Sherry didn't answer.

May looked at her for a long moment, then raised her middle finger with the casual ease of someone who had done it many times and felt no particular way about it. "Fuck you, bitch. You don't understand anything."

"Is this about Abram?" Sherry asked.

May laughed hard. The kind of laugh that doesn't bother dressing itself up.

"Girl, come on."

"I know you two have been sleeping together," Sherry said.

May laughed harder.

"I have never slept with Abram," she said, when she was done. "Not once. Not even a little bit. Sort your life out."

Sherry looked at her. May's eyes were completely steady. No defensiveness. No tells. Just the flat certainty of someone stating something obvious.

She's telling the truth, Sherry thought. And then the pieces started shifting.

First night. A voice through the wall, low and female. She had filed it as May and moved on without questioning it. But hearing May now, the specific texture of her voice, the way she hit her words, nothing matched. The voice through the wall hadn't been May's.

Second night. A different voice again. She had noticed it was different and still convinced herself it was May because it was easier than the alternative.

Two nights, Sherry thought slowly. Two different voices. Both not May.

She looked up at the ceiling. There, blending almost perfectly with the white, a small dark eye. Camera. She had nearly missed it. She kept her face still and looked back down.

Two girls, she thought. In two nights. The boy I've known for three days.

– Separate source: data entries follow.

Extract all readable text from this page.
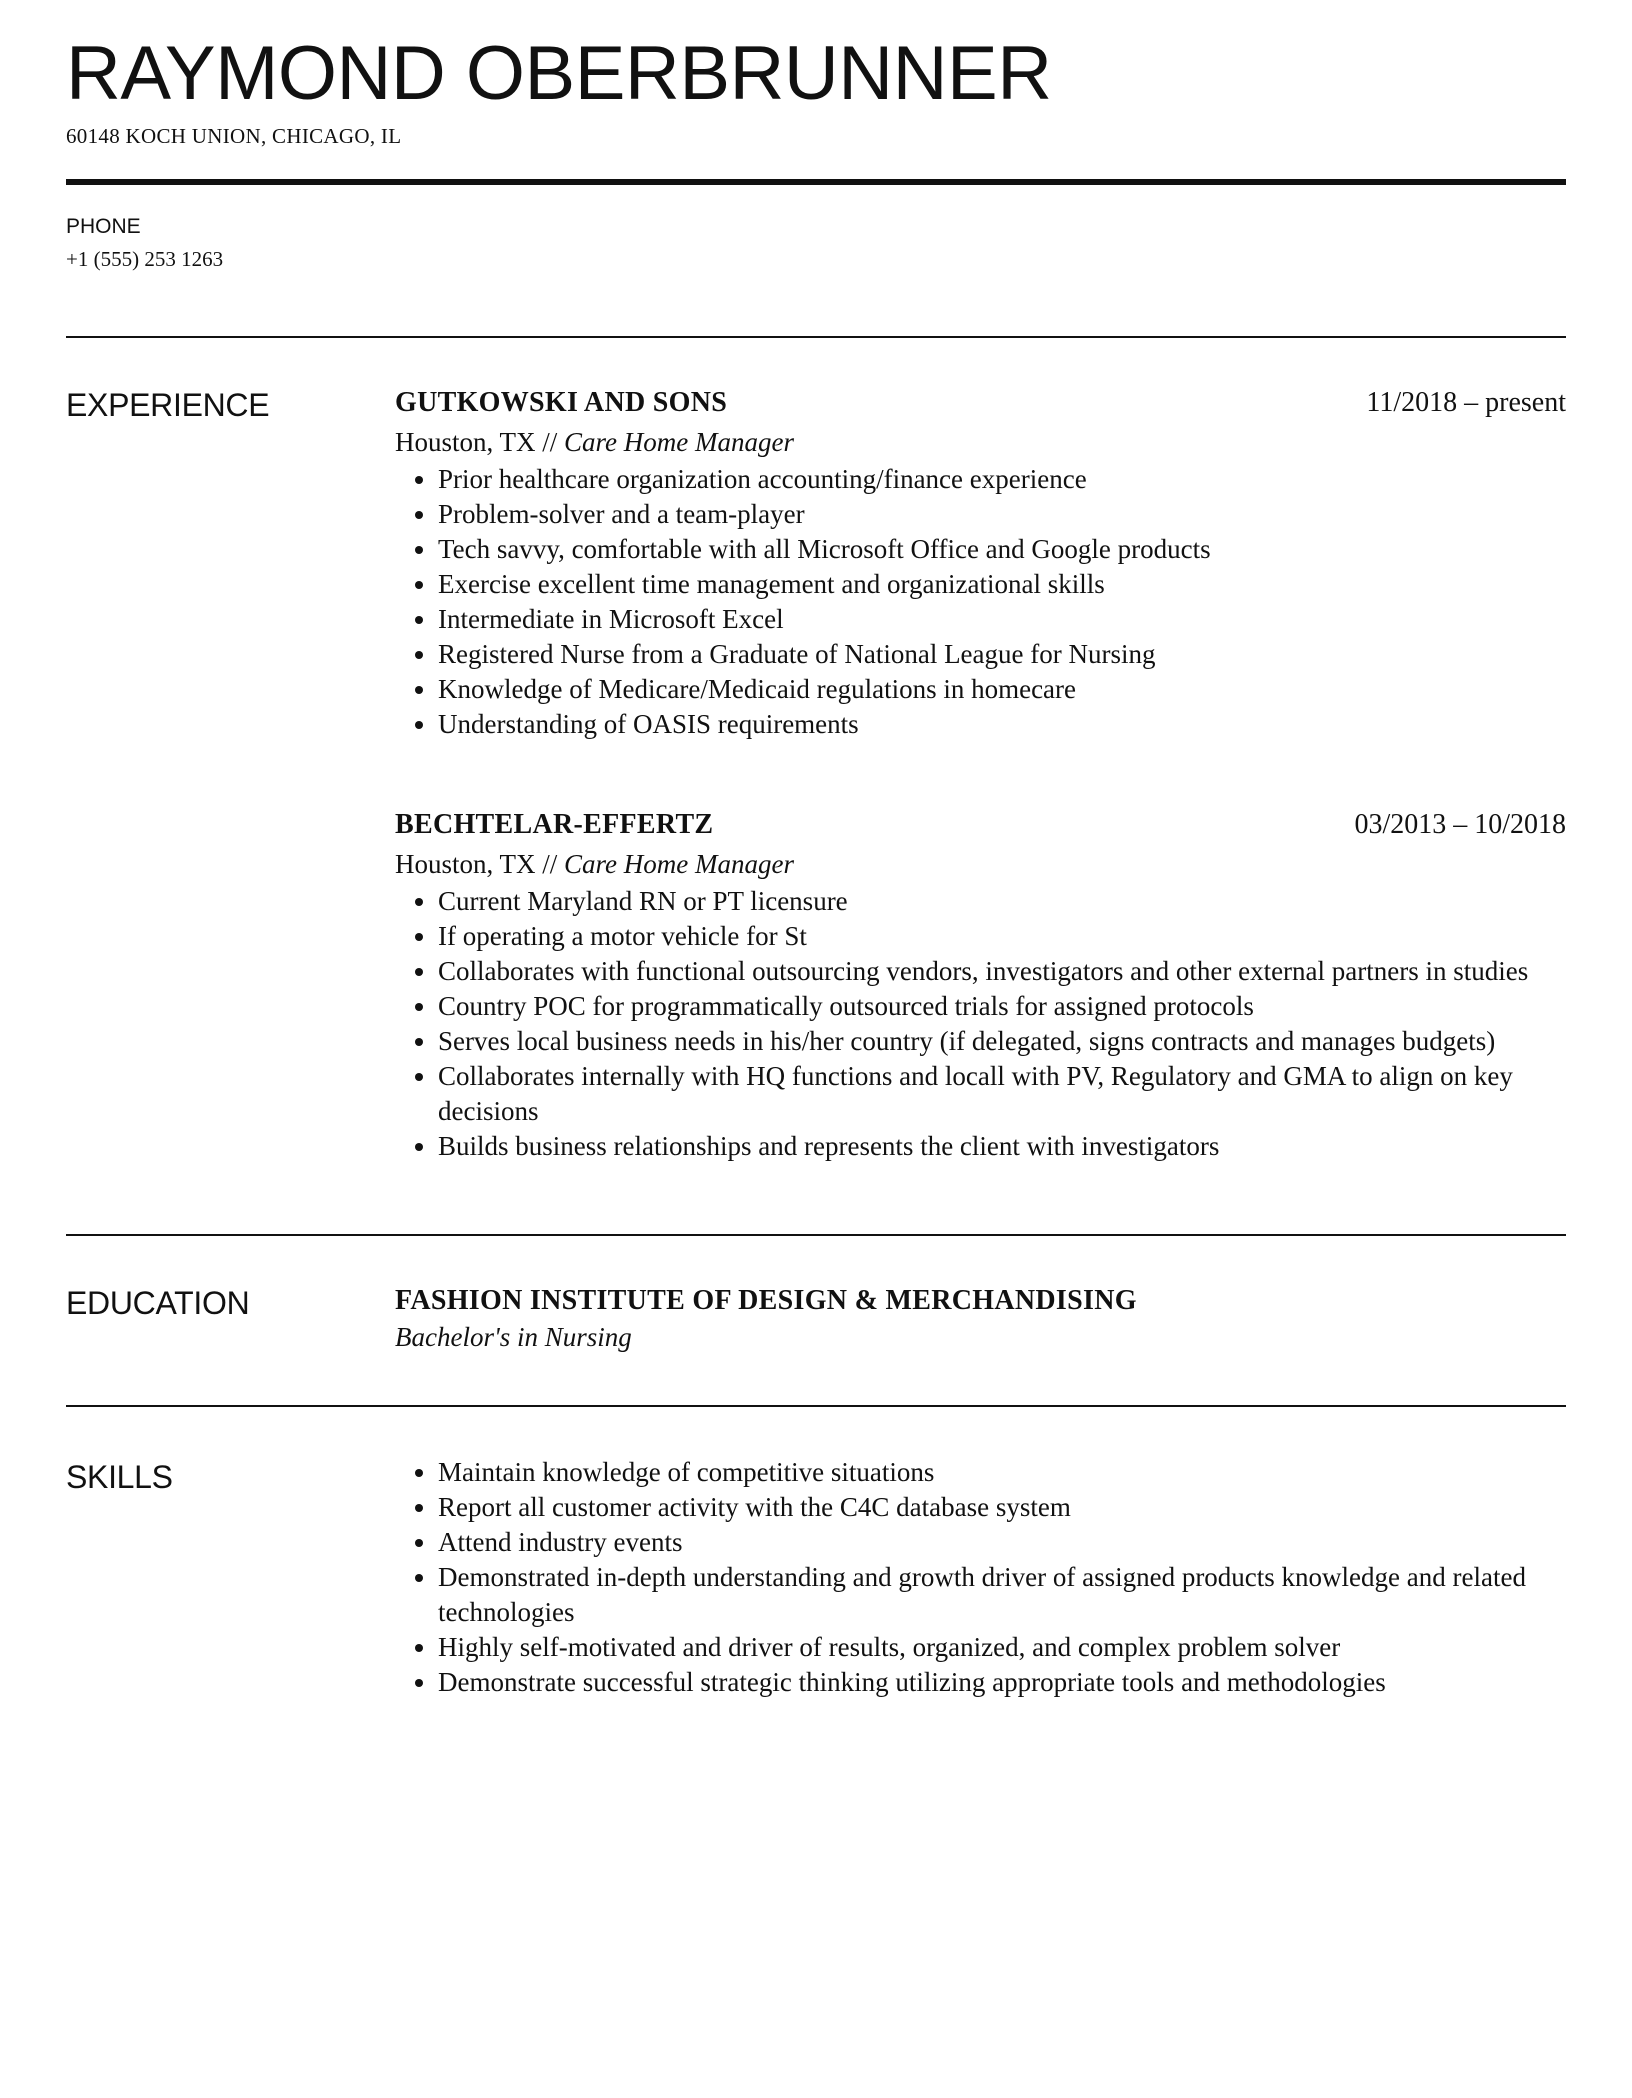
RAYMOND OBERBRUNNER
60148 KOCH UNION, CHICAGO, IL
PHONE
+1 (555) 253 1263
EXPERIENCE	GUTKOWSKI AND SONS	11/2018 – present
Houston, TX // Care Home Manager
• Prior healthcare organization accounting/finance experience
• Problem-solver and a team-player
• Tech savvy, comfortable with all Microsoft Office and Google products
• Exercise excellent time management and organizational skills
• Intermediate in Microsoft Excel
• Registered Nurse from a Graduate of National League for Nursing
• Knowledge of Medicare/Medicaid regulations in homecare
• Understanding of OASIS requirements
BECHTELAR-EFFERTZ	03/2013 – 10/2018
Houston, TX // Care Home Manager
• Current Maryland RN or PT licensure
• If operating a motor vehicle for St
• Collaborates with functional outsourcing vendors, investigators and other external partners in studies
• Country POC for programmatically outsourced trials for assigned protocols
• Serves local business needs in his/her country (if delegated, signs contracts and manages budgets)
• Collaborates internally with HQ functions and locall with PV, Regulatory and GMA to align on key decisions
• Builds business relationships and represents the client with investigators
EDUCATION	FASHION INSTITUTE OF DESIGN & MERCHANDISING
Bachelor's in Nursing
SKILLS
•	Maintain knowledge of competitive situations
• Report all customer activity with the C4C database system
• Attend industry events
• Demonstrated in-depth understanding and growth driver of assigned products knowledge and related technologies
• Highly self-motivated and driver of results, organized, and complex problem solver
• Demonstrate successful strategic thinking utilizing appropriate tools and methodologies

"So you chose me because of this," May said, quieter now, not done with the conversation, "I knew something was off about you the first time I saw you."

Sherry absorbed that.

"What are you trying to mean?" she asked.

May looked at her, then back at the window. Done talking. Sherry let it go. She had enough to think about.

Then May spoke again, because May was not the kind of person who left things where they were.

"Tonight," she said, with the energy of someone who had decided to make a point, "I'm actually going to sleep with your not-boyfriend. Just so you can stop imagining it and deal with the real thing."

Sherry looked at her. She had no response. No move. Nothing. She looked at the timer. Thirty two minutes remaining.

When does this end, she thought. When does this specific minute of my life become a different minute.

The projection outside shifted, the fake peaceful world rearranging itself, and Sherry sat in the white room and quietly accepted that the boy from the plain was a mystery she had significantly underestimated.

The timer kept ticking. Twenty-nine minutes left. Neither of them spoke.

Somewhere else in a white room, the same white walls, the same floor, the same ceiling, the same camera watching from the corner, sat Abram Nadez and Daphne.